Thômaz entende que o problema da empresa é estrutural. “A situação se tornou insustentável a longo prazo”, ratificou. Afirmou que, para sobreviver aos novos tempos, a privatização da Carris deve ser feita com a retirada gradual dos cobradores que, segundo ele, “não existe em outros países há mais de 30 anos”.

Vereadores

O vereador Pedro Ruas (PSOL) disse que a melhor forma de se resolver a questão da Carris é através do debate e disse também que quando se fala de trabalhadores afastados da Carris, esses são de responsabilidade da Previdência Social e não dão gastos à prefeitura. “Uma empresa pública não serve para dar lucro, por isso esse pensamento é falso. Ela serve para prestar um bom serviço”, esclareceu.

Ruas ressaltou que há denúncias de que há problemas graves de despesas que não deveriam ocorrer e isso deve ser solucionado. “O que vemos aqui são argumentos para se entregar um patrimônio de quase 150 anos para a iniciativa privada”, ressaltou.

Airto Ferronato (PSB) enfatizou que nenhum gestor até hoje teve experiência sobre o transporte público e disse que acompanha a remuneração da alta administração das empresas privadas e comparou o que se paga no serviço público.

“Concordo que há problema de gestão histórica e entendo que só teremos uma Carris sólida quando houver uma modificação de gestão qualificada”. E pediu ao prefeito Sebastião Melo que o Executivo faça um debate maior sobre o sistema de transporte público da capital.

A vereadora Laura Sito (PT) entende que argumentos frágeis e liberais são usados no debate para justificar que a Carris é deficitária e diz que isso é um erro. “Uma empresa não dar lucro, não é motivo para ser privatizada. Ela garante um equilíbrio da mobilidade urbana na cidade. A empresa é referência, inclusive no território nacional”, afirmou.

Giovani e Coletivo (PCdoB) falou que o prefeito Melo venceu as eleições porque disse que não aceitava o debate ideológico. “Sabemos que o transporte público é algo constitucional e esse projeto, apresentado pelo Executivo, é sim ideológico”. E indagou: “será que a população não merece ter uma empresa pública que regule o sistema de transporte? O patrimônio é algo fundamental, principalmente nos tempos difíceis que vivemos atualmente”, concluiu Giovani.

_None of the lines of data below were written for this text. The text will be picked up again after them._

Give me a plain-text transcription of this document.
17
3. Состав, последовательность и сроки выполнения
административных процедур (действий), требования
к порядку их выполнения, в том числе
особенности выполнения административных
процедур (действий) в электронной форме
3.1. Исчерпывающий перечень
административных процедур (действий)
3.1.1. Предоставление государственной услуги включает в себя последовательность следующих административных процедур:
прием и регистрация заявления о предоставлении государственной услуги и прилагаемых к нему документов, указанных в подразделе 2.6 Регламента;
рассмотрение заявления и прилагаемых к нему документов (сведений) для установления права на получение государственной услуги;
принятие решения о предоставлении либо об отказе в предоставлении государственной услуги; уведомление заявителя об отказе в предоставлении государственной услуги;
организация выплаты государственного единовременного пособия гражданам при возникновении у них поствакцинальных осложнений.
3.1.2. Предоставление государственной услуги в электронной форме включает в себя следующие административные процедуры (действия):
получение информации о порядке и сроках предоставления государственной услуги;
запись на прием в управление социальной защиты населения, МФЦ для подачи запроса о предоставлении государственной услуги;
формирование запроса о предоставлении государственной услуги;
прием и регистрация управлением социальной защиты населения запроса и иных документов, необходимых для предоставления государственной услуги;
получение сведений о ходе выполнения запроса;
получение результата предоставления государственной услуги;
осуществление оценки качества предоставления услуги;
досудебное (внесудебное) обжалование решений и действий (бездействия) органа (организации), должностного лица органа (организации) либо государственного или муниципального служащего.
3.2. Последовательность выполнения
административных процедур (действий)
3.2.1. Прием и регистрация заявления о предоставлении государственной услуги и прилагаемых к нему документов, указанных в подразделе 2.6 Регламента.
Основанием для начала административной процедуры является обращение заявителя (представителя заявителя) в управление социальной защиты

Já o vereador Idenir Cecchim (MDB) falou que o governo municipal está cumprindo o que prometeu na campanha eleitoral e disse que iria fazer. Cecchim entende que "a situação da Carris é financeiramente pior que se imaginava e o governo tem a obrigação de tomar providências, e uma delas foi encaminhar o projeto para ser discutido pelos vereadores".

Jessé Sangalli (Cidadania) afirmou que o tema é desafiador e que sabe da dificuldade dos trabalhadores, pois têm amigos que trabalham na Carris e que manifestam suas preocupações. “A intenção da prefeitura é permitir uma realocação para que sejam absorvidos pelo mercado de trabalho todos os trabalhadores e a privatização não é algo imediato, permite inclusive que quem está para se aposentar possa fazê-lo de forma adequada”.

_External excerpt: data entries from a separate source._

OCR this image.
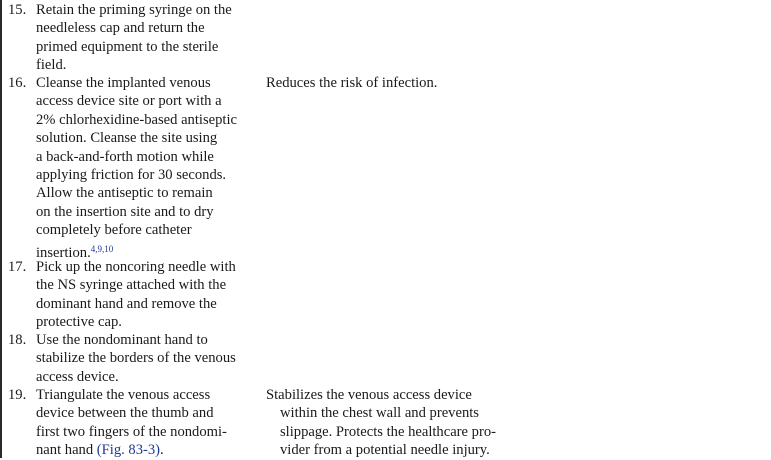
15. Retain the priming syringe on the
needleless cap and return the
primed equipment to the sterile
field.
16. Cleanse the implanted venous
access device site or port with a
2% chlorhexidine-based antiseptic
solution. Cleanse the site using
a back-and-forth motion while
applying friction for 30 seconds.
Allow the antiseptic to remain
on the insertion site and to dry
completely before catheter
insertion.$^{4,9,10}$
Reduces the risk of infection.
17. Pick up the noncoring needle with
the NS syringe attached with the
dominant hand and remove the
protective cap.
18. Use the nondominant hand to
stabilize the borders of the venous
access device.
19. Triangulate the venous access
device between the thumb and
first two fingers of the nondomi-
nant hand (Fig. 83-3).
Stabilizes the venous access device
within the chest wall and prevents
slippage. Protects the healthcare pro-
vider from a potential needle injury.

Sangalli relatou que em seu mandato tem procurado apresentar ao Executivo, alternativas para que os funcionários possam continuar trabalhando sem serem onerados.

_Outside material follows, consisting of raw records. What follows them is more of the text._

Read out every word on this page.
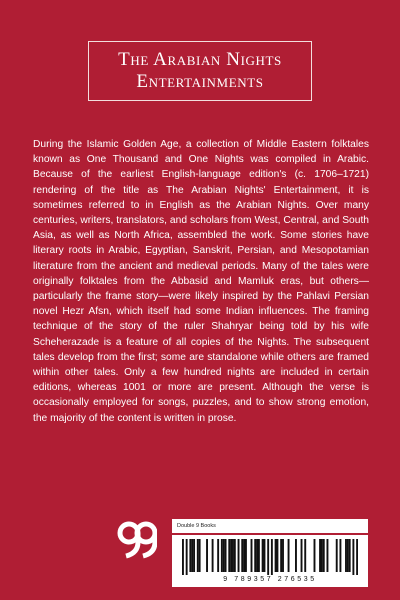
The Arabian Nights
Entertainments

During the Islamic Golden Age, a collection of Middle Eastern folktales known as One Thousand and One Nights was compiled in Arabic. Because of the earliest English-language edition's (c. 1706–1721) rendering of the title as The Arabian Nights' Entertainment, it is sometimes referred to in English as the Arabian Nights. Over many centuries, writers, translators, and scholars from West, Central, and South Asia, as well as North Africa, assembled the work. Some stories have literary roots in Arabic, Egyptian, Sanskrit, Persian, and Mesopotamian literature from the ancient and medieval periods. Many of the tales were originally folktales from the Abbasid and Mamluk eras, but others—particularly the frame story—were likely inspired by the Pahlavi Persian novel Hezr Afsn, which itself had some Indian influences. The framing technique of the story of the ruler Shahryar being told by his wife Scheherazade is a feature of all copies of the Nights. The subsequent tales develop from the first; some are standalone while others are framed within other tales. Only a few hundred nights are included in certain editions, whereas 1001 or more are present. Although the verse is occasionally employed for songs, puzzles, and to show strong emotion, the majority of the content is written in prose.

Double 9 Books
9 789357 276535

De acordo com o vereador Hamilton Sossmeier (PTB) é necessário um novo estudo para reerguer a Carris ou desestatizá-la. “Temos que reavaliar se a empresa não dá mais lucro, pelo contrário onera os cofres públicos, então concordo com o Executivo e apoio ao projeto debatido”.

Juan Savedra (Novo) disse que as pessoas querem serviço de qualidade e que passageiro é cliente, e não um número. O vereador entende que o sistema de mobilidade urbana está colapsado e vai continuar assim, se nada for feito.

“A Carris encareceu e o repasse de recursos tira investimentos de outras áreas que poderia melhorar a vida das pessoas. O município não tem o dever de manter administrativamente o transporte coletivo e a população não merece continuar pagando os custos da Carris”, finalizou.